The ministry told the pharmacists that the move was prompted by a request from a vending-machine company. The suggested changes would allow medicines to be sold only in machines operated by credit cards, to prevent access by minors. Sales from such machines would also be limited to three packages per buyer.
Vending machines selling medication would maintain a temperature of 25 degrees Celsius and have a display presenting consumer information and the medicine's expiry date.
Medicines being considered for sale in machines would be limited to those already sold outside pharmacies, including painkillers like Nurofen, Acamol, Dexamil and Adex; remedies for sore throats; medications for treating rashes and fungi; heartburn relievers; eye and nose drops; and blood thinners.
Ministry personnel suggesting the changes foresee such machines selling other products as well, but only if the other merchandise is separated clearly from the medicines.

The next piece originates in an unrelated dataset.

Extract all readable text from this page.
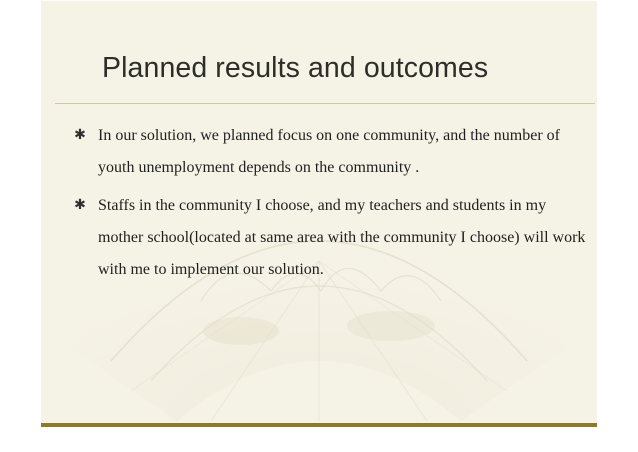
Planned results and outcomes
✱ In our solution, we planned focus on one community, and the number of youth unemployment depends on the community .
✱ Staffs in the community I choose, and my teachers and students in my mother school(located at same area with the community I choose) will work with me to implement our solution.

In May 2005, new pharmaceutical regulations were introduced, allowing the sale of certain medicines in places other than pharmacies. The changes stemmed from pressure from entrepreneurs, who wanted to see the Israeli drug market develop similarly to that in Western countries. The model eventually adopted here was the relatively conservative British one, considered to be stricter than the American approach.
Over 2.7 million prescription-free drugs are sold in Israel every year. However, as per local consumption habits, the vast majority are still sold in pharmacies. Only 320 non-drug stores in the country are allowed to sell medicines today, including supermarkets and convenience stores at gas stations. Existing regulations stipulate that medicines must be sold in roofed places out of direct sunlight and protected from weather hazards.
The ministry is yet to decide whether to limit the locations where the proposed vending machines are placed, or to allow them to be installed in malls, on streets, near schools, at entrances to public buildings or in other areas.
For now, "The draft proposal was sent to everyone concerned, and the final version will determine how the machines will be monitored," the Health Ministry said in a statement. "All other issues, including the location of the vending machines, will be discussed after receiving the comments on the draft."
Discussions in the ministry are expected to resume in August, once the pharmacists have responded.